Research in Medicinal Chemistry focuses on the planning, synthesis and pharmacological and biochemical evaluation of new active compounds with non-opioid, anti-inflammatory, antithrombotic, antimicrobial and acetylcholinesterase inhibitor properties, candidates for new prototype drug candidates potentially useful in treatment of pain, inflammation, neurodegenerative and infectious diseases. For that, modern techniques of molecular design are used and improved, such as molecular hybridization, planning based on computational studies, the rational modification of known natural or synthetic active prototypes and optimization of new leading molecules, seeking new candidates for active, selective and that represent therapeutic innovation.
Biocatalysis and biotransformation
Use of microorganisms in the biotransformation of organic compounds to produce new derivatives of industrial interest (biolubricants, aromas and biosurfactants, automotive additives and biofuels). Enzyme stabilization by immobilization on solid supports. Separation and purification of bioproducts.

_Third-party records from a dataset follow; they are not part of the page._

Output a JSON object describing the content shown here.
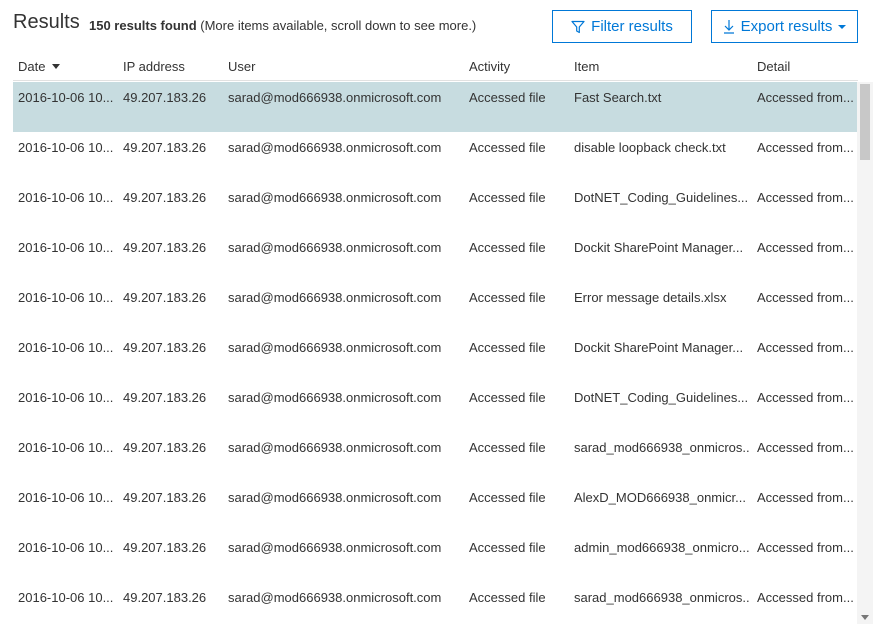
{
  "header": {
    "title": "Results",
    "count": "150 results found",
    "note": "(More items available, scroll down to see more.)",
    "filter_label": "Filter results",
    "export_label": "Export results"
  },
  "columns": {
    "date": "Date",
    "ip": "IP address",
    "user": "User",
    "activity": "Activity",
    "item": "Item",
    "detail": "Detail"
  },
  "rows": [
    {
      "date": "2016-10-06 10...",
      "ip": "49.207.183.26",
      "user": "sarad@mod666938.onmicrosoft.com",
      "activity": "Accessed file",
      "item": "Fast Search.txt",
      "detail": "Accessed from..."
    },
    {
      "date": "2016-10-06 10...",
      "ip": "49.207.183.26",
      "user": "sarad@mod666938.onmicrosoft.com",
      "activity": "Accessed file",
      "item": "disable loopback check.txt",
      "detail": "Accessed from..."
    },
    {
      "date": "2016-10-06 10...",
      "ip": "49.207.183.26",
      "user": "sarad@mod666938.onmicrosoft.com",
      "activity": "Accessed file",
      "item": "DotNET_Coding_Guidelines....",
      "detail": "Accessed from..."
    },
    {
      "date": "2016-10-06 10...",
      "ip": "49.207.183.26",
      "user": "sarad@mod666938.onmicrosoft.com",
      "activity": "Accessed file",
      "item": "Dockit SharePoint Manager...",
      "detail": "Accessed from..."
    },
    {
      "date": "2016-10-06 10...",
      "ip": "49.207.183.26",
      "user": "sarad@mod666938.onmicrosoft.com",
      "activity": "Accessed file",
      "item": "Error message details.xlsx",
      "detail": "Accessed from..."
    },
    {
      "date": "2016-10-06 10...",
      "ip": "49.207.183.26",
      "user": "sarad@mod666938.onmicrosoft.com",
      "activity": "Accessed file",
      "item": "Dockit SharePoint Manager...",
      "detail": "Accessed from..."
    },
    {
      "date": "2016-10-06 10...",
      "ip": "49.207.183.26",
      "user": "sarad@mod666938.onmicrosoft.com",
      "activity": "Accessed file",
      "item": "DotNET_Coding_Guidelines....",
      "detail": "Accessed from..."
    },
    {
      "date": "2016-10-06 10...",
      "ip": "49.207.183.26",
      "user": "sarad@mod666938.onmicrosoft.com",
      "activity": "Accessed file",
      "item": "sarad_mod666938_onmicros...",
      "detail": "Accessed from..."
    },
    {
      "date": "2016-10-06 10...",
      "ip": "49.207.183.26",
      "user": "sarad@mod666938.onmicrosoft.com",
      "activity": "Accessed file",
      "item": "AlexD_MOD666938_onmicr...",
      "detail": "Accessed from..."
    },
    {
      "date": "2016-10-06 10...",
      "ip": "49.207.183.26",
      "user": "sarad@mod666938.onmicrosoft.com",
      "activity": "Accessed file",
      "item": "admin_mod666938_onmicro...",
      "detail": "Accessed from..."
    },
    {
      "date": "2016-10-06 10...",
      "ip": "49.207.183.26",
      "user": "sarad@mod666938.onmicrosoft.com",
      "activity": "Accessed file",
      "item": "sarad_mod666938_onmicros...",
      "detail": "Accessed from..."
    }
  ],
  "selected_row": 0,
  "icons": {
    "filter": "filter-icon",
    "export": "download-icon",
    "export_menu": "chevron-down-icon",
    "sort": "sort-descending-icon"
  },
  "colors": {
    "accent": "#0078d7",
    "selected_row": "#c7dce0"
  }
}
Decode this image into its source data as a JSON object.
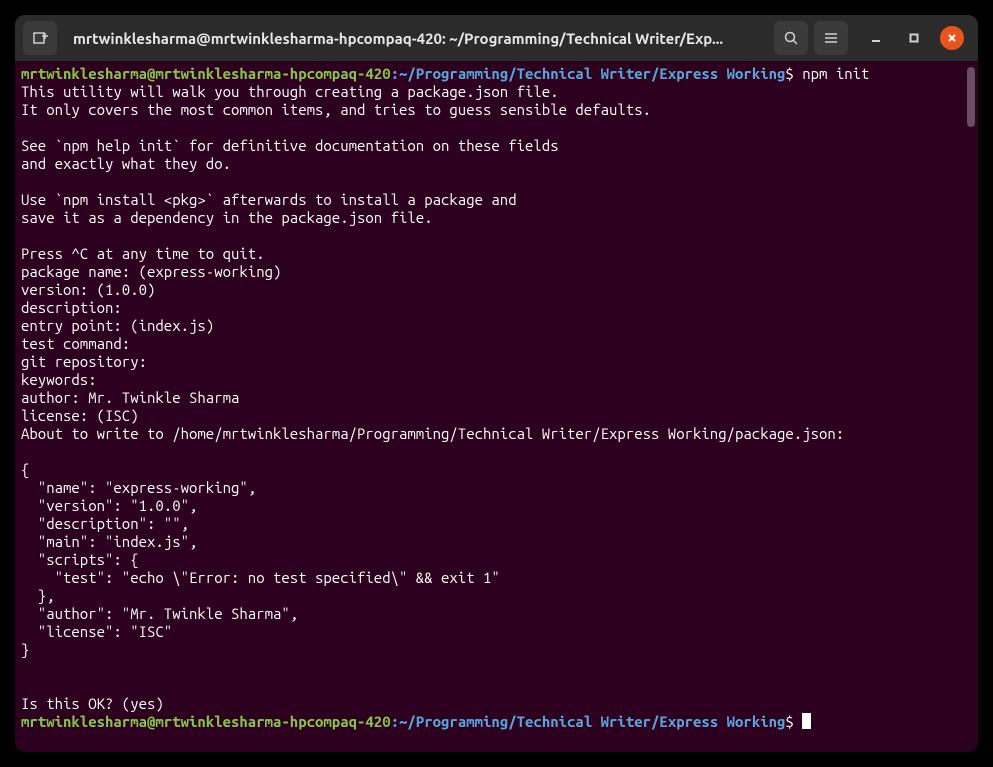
{
  "titlebar": {
    "title": "mrtwinklesharma@mrtwinklesharma-hpcompaq-420: ~/Programming/Technical Writer/Exp..."
  },
  "prompt1": {
    "user": "mrtwinklesharma@mrtwinklesharma-hpcompaq-420",
    "colon": ":",
    "path": "~/Programming/Technical Writer/Express Working",
    "dollar": "$",
    "command": " npm init"
  },
  "intro": {
    "l1": "This utility will walk you through creating a package.json file.",
    "l2": "It only covers the most common items, and tries to guess sensible defaults.",
    "l3": "See `npm help init` for definitive documentation on these fields",
    "l4": "and exactly what they do.",
    "l5": "Use `npm install <pkg>` afterwards to install a package and",
    "l6": "save it as a dependency in the package.json file.",
    "l7": "Press ^C at any time to quit."
  },
  "prompts": {
    "pkgname": "package name: (express-working) ",
    "version": "version: (1.0.0) ",
    "description": "description: ",
    "entry": "entry point: (index.js) ",
    "test": "test command: ",
    "git": "git repository: ",
    "keywords": "keywords: ",
    "author": "author: Mr. Twinkle Sharma",
    "license": "license: (ISC) ",
    "about": "About to write to /home/mrtwinklesharma/Programming/Technical Writer/Express Working/package.json:"
  },
  "json": {
    "l1": "{",
    "l2": "  \"name\": \"express-working\",",
    "l3": "  \"version\": \"1.0.0\",",
    "l4": "  \"description\": \"\",",
    "l5": "  \"main\": \"index.js\",",
    "l6": "  \"scripts\": {",
    "l7": "    \"test\": \"echo \\\"Error: no test specified\\\" && exit 1\"",
    "l8": "  },",
    "l9": "  \"author\": \"Mr. Twinkle Sharma\",",
    "l10": "  \"license\": \"ISC\"",
    "l11": "}"
  },
  "confirm": "Is this OK? (yes) ",
  "prompt2": {
    "user": "mrtwinklesharma@mrtwinklesharma-hpcompaq-420",
    "colon": ":",
    "path": "~/Programming/Technical Writer/Express Working",
    "dollar": "$"
  }
}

The Chemistry Education area seeks to investigate the development of chemistry teaching and learning, including research on teaching concepts and knowledge, pedagogical practices, training policies, curriculum, construction of chemical knowledge, in addition to the development of didactic products.
Chemistry teacher training
Investigate the initial and continuing education of Chemistry teachers at different levels of education. This line includes research aimed at investigating conceptions, teaching knowledge, pedagogical practices, didactic resources, training policies, curriculum, among others;
Chemistry teaching and learning
Investigate the teaching and learning processes in Chemistry at different levels of education. This line of research focuses on teaching and learning processes that are related, from different theoretical perspectives, to the construction of knowledge and conceptual formation, in addition to the development of didactic products.